China a step closer to three-child policy but what support will women need?
- Standing committee of the national legislature will consider proposed changes to family planning law to counter ageing population
- Local authorities survey public to find out just how willing couples are to expand their family
At a meeting on Friday night chaired by Premier Li Keqiang, China’s cabinet, the State Council, agreed to put proposed amendments to the Population and Family Planning Law to the National People’s Congress Standing Committee for deliberation.
Authorities are expected to introduce a range of incentives to encourage couples to have more children.
Many Chinese families are struggling with the high cost of housing and education as well as lack of job protections for women, putting a third child out of reach.
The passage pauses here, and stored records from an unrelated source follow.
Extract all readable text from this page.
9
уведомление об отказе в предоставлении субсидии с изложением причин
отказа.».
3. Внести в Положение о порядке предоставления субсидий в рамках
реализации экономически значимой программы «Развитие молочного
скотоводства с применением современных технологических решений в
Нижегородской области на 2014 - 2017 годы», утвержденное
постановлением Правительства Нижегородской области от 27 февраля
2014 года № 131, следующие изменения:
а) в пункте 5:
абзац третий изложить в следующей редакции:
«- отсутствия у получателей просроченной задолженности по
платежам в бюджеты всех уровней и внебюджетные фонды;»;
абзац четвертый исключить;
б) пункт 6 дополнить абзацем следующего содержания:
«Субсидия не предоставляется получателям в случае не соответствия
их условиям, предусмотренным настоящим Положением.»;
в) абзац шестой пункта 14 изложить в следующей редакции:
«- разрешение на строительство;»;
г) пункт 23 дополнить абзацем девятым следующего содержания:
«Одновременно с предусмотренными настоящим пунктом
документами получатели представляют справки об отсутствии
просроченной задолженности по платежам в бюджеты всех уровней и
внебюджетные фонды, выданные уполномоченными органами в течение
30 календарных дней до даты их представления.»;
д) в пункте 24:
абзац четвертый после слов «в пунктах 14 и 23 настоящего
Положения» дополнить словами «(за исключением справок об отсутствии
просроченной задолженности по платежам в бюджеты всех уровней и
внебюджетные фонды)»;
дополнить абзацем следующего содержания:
Last month, 28,000 of 31,000 respondents to an online poll by state news agency Xinhua said they “would not consider at all” having three children. The poll was soon taken down.
Many local governments across the country are planning to conduct their own surveys to gauge the willingness of women of child-bearing age to have a third child and design policies to encourage more births, Shanghai-based news outlet ThePaper.cn reported on Saturday.
In the eastern province of Jiangxi, the city of Fuzhou said on Thursday that it was preparing to interview women to see how measures such as childcare support could help. Similar efforts are under way in Jinping district in Shantou, Guangdong province; Shijiazhuang in Hebei province; and county governments in Shandong province.
The Chongqing Population Association as well as investigators from local branches of the National Bureau of Statistics are also planning surveys to determine how willing people are to have a third child and what support they would need.
China has been ageing much faster than other low- and middle-income countries.
The nation’s fertility rate was 1.3 children per woman, far below the replacement level of 2.1 needed for a stable population.
For over three decades from the 1980s, Beijing enforced the one-child policy in an attempt to control a fast growing population.
Due to a cultural preference for boys, men outnumbered women by 34.9 million in 2020. With fewer girls being born, the birth rate fell. The number of women of child-bearing age peaked in 2011 and has fallen since, according to the Chinese Academy of Social Sciences.
The two-child policy was implemented in 2016.